Пока меня били, мой сокамерник-провокатор сидел и причитал, словно цыган возле рожающей жены; если не заткнешься, рявкнули на него, тебе тоже достанется. Когда ко мне вернулось сознание, он присел рядом, краем своей рубахи отер мне лицо. «Подпиши, что они требуют. Чего ради ты все это терпишь? — умолял он меня. — Вот я — никто, ничто, а все же хочу пережить все это. Ты-то разве не хочешь? Чем несуразнее, что им надо, тем лучше. Согласись — этим ты их и обведешь вокруг пальца». В тот момент он говорил от себя, а не выполнял жалкое задание, вознаграждением за которое были, думаю, несколько сигарет да письмо из дому. Ход его мыслей продолжил на другой день мой следователь. «Вдумайтесь: если навстречу по дороге идет танк, что сделает любой нормальный человек? Отойдет в сторону. Кто поумнее, тот еще и на танк взберется. Государство — это танк, человека оно способно раздавить, как букашку. На процессе вы скажете, что нам нужно, а потом думайте себе, что хотите.
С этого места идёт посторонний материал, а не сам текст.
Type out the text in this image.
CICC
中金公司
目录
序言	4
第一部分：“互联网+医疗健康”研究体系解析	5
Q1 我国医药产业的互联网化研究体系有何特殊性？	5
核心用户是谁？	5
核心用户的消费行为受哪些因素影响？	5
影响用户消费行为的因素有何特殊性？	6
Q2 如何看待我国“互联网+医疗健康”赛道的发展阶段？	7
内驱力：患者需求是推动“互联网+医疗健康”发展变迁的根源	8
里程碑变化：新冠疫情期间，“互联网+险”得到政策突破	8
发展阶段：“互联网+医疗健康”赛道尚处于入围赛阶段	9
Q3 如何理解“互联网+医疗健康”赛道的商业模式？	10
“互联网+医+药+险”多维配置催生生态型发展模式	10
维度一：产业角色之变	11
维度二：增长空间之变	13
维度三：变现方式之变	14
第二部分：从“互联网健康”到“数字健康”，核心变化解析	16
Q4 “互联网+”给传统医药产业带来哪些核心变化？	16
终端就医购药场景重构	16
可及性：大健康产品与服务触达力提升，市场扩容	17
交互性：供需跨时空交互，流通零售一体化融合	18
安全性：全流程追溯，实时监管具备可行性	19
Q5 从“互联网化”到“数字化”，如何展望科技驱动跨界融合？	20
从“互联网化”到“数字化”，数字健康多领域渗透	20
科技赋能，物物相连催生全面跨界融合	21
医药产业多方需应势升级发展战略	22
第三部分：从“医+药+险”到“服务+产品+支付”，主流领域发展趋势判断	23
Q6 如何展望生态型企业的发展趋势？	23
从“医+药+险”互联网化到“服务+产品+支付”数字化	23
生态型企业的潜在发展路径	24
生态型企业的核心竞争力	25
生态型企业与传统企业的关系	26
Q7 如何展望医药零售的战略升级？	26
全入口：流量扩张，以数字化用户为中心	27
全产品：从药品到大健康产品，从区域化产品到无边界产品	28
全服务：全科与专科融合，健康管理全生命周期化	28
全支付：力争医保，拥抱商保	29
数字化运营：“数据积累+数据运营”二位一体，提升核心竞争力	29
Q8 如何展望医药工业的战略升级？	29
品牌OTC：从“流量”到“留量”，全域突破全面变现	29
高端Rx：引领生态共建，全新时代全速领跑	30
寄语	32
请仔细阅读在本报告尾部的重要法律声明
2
Другие вон — умнее, они все подписали». Открылась дверь, и в комнату, хромая, вошел уродливый, скрюченный гном, в котором я едва узнал своего друга, высокого стройного красавца. Не так давно, на правительственном приеме, за бокалом шампанского он признался мне: у него на счету более полутысячи женщин. Каким-то непонятным образом уменьшившись раза в полтора, он бочком примостился на стуле, словно старый бродяга в ночлежке. «Все подпишу, собственный смертный приговор подпишу, только не бейте больше. Позвольте спросить, нельзя ли меня повесить вне очереди?» И он еще сильнее скорчился, уменьшая площадь своей уязвимости, словно стремясь вообще не занимать место в пространстве.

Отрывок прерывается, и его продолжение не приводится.